Sebagian suami menghadapi kegemaran istri membocorkan rahasia-rahasianya, baik berupa ucapan yang ia sampaikan padanya atau perbuatan yang telah ia lakukan. Hampir setiap istri mendengar suatu perkara darinya, dalam waktu yang tidak lama orang jauh maupun dekat sudah mengetahuinya, dan perkara itu menjadi buah bibir seluruh masyarakat.
Sebenarnya, bila seorang istri itu gampang mengobral omongan dengan menceritakan ucapan suami serta menyebarkan rahasia-rahasia, ia telah berbuat buruk kepada dirinya sendiri dan sekaligus suaminya. Boleh jadi rahasia suami tersebut berhubungan dengan orang lain, sehingga suami merasa malu kepada mereka. Selain itu, hakikatnya istri telah mencoreng kredibilitas dirinya di hadapan suami, sebab suami menjadi tahu bahwa istrinya ini tidak layak diberi informasi rahasia-rahasia pribadinya. Akibatnya suami mengambil sikap menyimpan rahasia-rahasia dari istri.

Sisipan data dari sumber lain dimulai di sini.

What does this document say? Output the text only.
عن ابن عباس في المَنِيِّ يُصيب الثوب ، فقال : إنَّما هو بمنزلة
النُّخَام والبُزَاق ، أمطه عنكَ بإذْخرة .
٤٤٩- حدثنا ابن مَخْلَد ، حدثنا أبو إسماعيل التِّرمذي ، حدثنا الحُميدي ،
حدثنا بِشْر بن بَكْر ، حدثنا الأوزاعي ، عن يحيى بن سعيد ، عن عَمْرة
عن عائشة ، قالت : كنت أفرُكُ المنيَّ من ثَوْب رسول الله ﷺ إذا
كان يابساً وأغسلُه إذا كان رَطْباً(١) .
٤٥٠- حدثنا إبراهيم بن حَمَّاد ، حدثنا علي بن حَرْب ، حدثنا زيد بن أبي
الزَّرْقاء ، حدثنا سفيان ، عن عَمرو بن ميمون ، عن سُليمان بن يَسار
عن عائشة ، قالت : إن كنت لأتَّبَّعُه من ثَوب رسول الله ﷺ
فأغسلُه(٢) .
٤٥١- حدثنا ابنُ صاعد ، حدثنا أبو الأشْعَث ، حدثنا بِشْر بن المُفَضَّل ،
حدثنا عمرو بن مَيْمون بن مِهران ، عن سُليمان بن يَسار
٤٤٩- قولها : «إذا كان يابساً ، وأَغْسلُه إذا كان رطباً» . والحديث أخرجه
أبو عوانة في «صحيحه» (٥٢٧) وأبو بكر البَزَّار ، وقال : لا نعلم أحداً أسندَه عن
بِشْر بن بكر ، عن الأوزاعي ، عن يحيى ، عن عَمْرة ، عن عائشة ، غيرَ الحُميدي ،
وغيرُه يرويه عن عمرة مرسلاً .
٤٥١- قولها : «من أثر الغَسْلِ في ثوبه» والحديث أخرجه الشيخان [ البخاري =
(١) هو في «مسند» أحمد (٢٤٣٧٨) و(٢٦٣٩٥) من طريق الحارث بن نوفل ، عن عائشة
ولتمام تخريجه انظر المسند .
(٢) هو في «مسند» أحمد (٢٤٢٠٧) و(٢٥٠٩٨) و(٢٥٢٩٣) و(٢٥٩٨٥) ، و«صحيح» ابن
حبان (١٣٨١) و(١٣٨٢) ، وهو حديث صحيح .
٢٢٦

Ketahuilah wahai istri, setiap rumah tangga itu memiliki rahasia dan setiap suami juga mempunyai rahasia. Kepada siapa suami mempercayakan rahasia-rahasianya jika bukan kepada istri ?
Allah-سُبْحَانَهُ وَتَعَالَى-berfirman,
فَالصَّالِحَاتُ قَانِتَاتٌ حَافِظَاتٌ لِلْغَيْبِ بِمَا حَفِظَ اللَّهُ [النساء : 34]
“… sebab itu maka wanita yang shalihah ialah yang taat kepada Allah lagi memelihara diri ketika suaminya tidak ada, oleh karena Allah telah memelihara (mereka) …” (an-Nisa : 34)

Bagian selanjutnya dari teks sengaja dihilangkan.